Here is an example to perform a HEIDI-outlier analysis.
bzx = gsmr_data$std_bzx # SNP effects on risk factor
bzx_se = gsmr_data$std_bzx_se # standard errors of bzx
bzx_pval = gsmr_data$bzx_pval # p-values for bzx
bzy = gsmr_data$bzy # SNP effects on disease
bzy_se = gsmr_data$bzy_se # standard errors of bzy
gwas_thresh = 5e-8 # GWAS threshold to select SNPs as the instruments for the GSMR analysis
heidi_thresh = 0.01 # HEIDI-outlier threshold
filtered_index = heidi_outlier(bzx, bzx_se, bzx_pval, bzy, bzy_se, ldrho, snp_coeff_id, gwas_thresh, heidi_thresh) # perform HEIDI-outlier analysis
filtered_gsmr_data = gsmr_data[filtered_index,] # select data passed HEIDI-outlier filtering
filtered_snp_id = snp_coeff_id[filtered_index] # select SNPs that passed HEIDI-outlier filtering
dim(gsmr_data)
## [1] 151 14
dim(filtered_gsmr_data)
## [1] 138 14
There are 13 instruments filtered out by HEIDI-outlier and 138 instruments are retained for further analysis.

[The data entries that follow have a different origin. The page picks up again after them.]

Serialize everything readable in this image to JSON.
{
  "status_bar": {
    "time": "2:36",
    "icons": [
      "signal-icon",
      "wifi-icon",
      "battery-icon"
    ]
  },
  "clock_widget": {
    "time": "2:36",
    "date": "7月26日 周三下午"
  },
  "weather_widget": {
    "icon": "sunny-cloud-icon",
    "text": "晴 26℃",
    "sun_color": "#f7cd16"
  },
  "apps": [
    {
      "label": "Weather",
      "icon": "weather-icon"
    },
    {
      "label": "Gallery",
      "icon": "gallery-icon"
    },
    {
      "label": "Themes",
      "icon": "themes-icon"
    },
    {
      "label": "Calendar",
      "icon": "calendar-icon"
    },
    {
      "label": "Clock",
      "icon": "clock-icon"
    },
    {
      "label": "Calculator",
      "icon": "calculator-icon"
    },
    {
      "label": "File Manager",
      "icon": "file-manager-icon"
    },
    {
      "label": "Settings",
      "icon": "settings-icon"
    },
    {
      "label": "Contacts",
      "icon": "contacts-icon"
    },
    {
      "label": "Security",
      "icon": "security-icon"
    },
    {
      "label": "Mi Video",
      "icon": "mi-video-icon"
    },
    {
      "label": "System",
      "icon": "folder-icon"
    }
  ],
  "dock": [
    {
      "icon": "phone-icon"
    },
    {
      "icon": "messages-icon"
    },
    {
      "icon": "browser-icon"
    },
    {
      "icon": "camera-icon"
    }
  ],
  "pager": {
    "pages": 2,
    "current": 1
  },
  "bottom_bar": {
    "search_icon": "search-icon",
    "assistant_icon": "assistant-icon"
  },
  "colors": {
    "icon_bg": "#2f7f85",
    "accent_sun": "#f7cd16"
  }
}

This is the main analysis of this R-package which utilises multiple genetic instruments to test for causal effect of risk factor on disease.
bzx = filtered_gsmr_data$std_bzx # SNP effects on risk factor
bzx_se = filtered_gsmr_data$std_bzx_se # standard errors of bzx
bzx_pval = filtered_gsmr_data$bzx_pval # p-values for bzx
bzy = filtered_gsmr_data$bzy # SNP effects on disease
bzy_se = filtered_gsmr_data$bzy_se # standard errors of bzy
filtered_ldrho = ldrho[filtered_gsmr_data$SNP,filtered_gsmr_data$SNP] # LD correlation matrix of SNPs
gsmr_results = gsmr(bzx, bzx_se, bzx_pval, bzy, bzy_se, filtered_ldrho, filtered_snp_id) # GSMR analysis
cat("Effect of exposure on outcome: ",gsmr_results$bxy)
## Effect of exposure on outcome: 0.4080517
cat("Standard error of bxy: ",gsmr_results$bxy_se)
## Standard error of bxy: 0.02249235
cat("P-value of bxy: ", gsmr_results$bxy_pval)
## P-value of bxy: 1.490807e-73
cat("Used index to GSMR analysis: ", gsmr_results$used_index[1:5], "...")
## Used index to GSMR analysis: 1 2 3 4 5 ...
effect_col = colors()[75]
vals = c(bzx-bzx_se, bzx+bzx_se)
xmin = min(vals); xmax = max(vals)
vals = c(bzy-bzy_se, bzy+bzy_se)
ymin = min(vals); ymax = max(vals)
par(mar=c(5,5,4,2))
plot(bzx, bzy, pch=20, cex=0.8, bty="n", cex.axis=1.1, cex.lab=1.2,
col=effect_col, xlim=c(xmin, xmax), ylim=c(ymin, ymax),
xlab=expression(LDL~cholesterol~(italic(b[zx]))),
ylab=expression(Coronary~artery~disease~(italic(b[zy]))))
abline(0, gsmr_results$bxy, lwd=1.5, lty=2, col="dim grey")
nsnps = length(bzx)
for( i in 1:nsnps ) {
# x axis
xstart = bzx[i] - bzx_se[i]; xend = bzx[i] + bzx_se[i]
ystart = bzy[i]; yend = bzy[i]
segments(xstart, ystart, xend, yend, lwd=1.5, col=effect_col)
# y axis
xstart = bzx[i]; xend = bzx[i]
ystart = bzy[i] - bzy_se[i]; yend = bzy[i] + bzy_se[i]
segments(xstart, ystart, xend, yend, lwd=1.5, col=effect_col)
}
Note: The dashed line is not a fitted regression line but a line with slope of bxy and intercept of 0.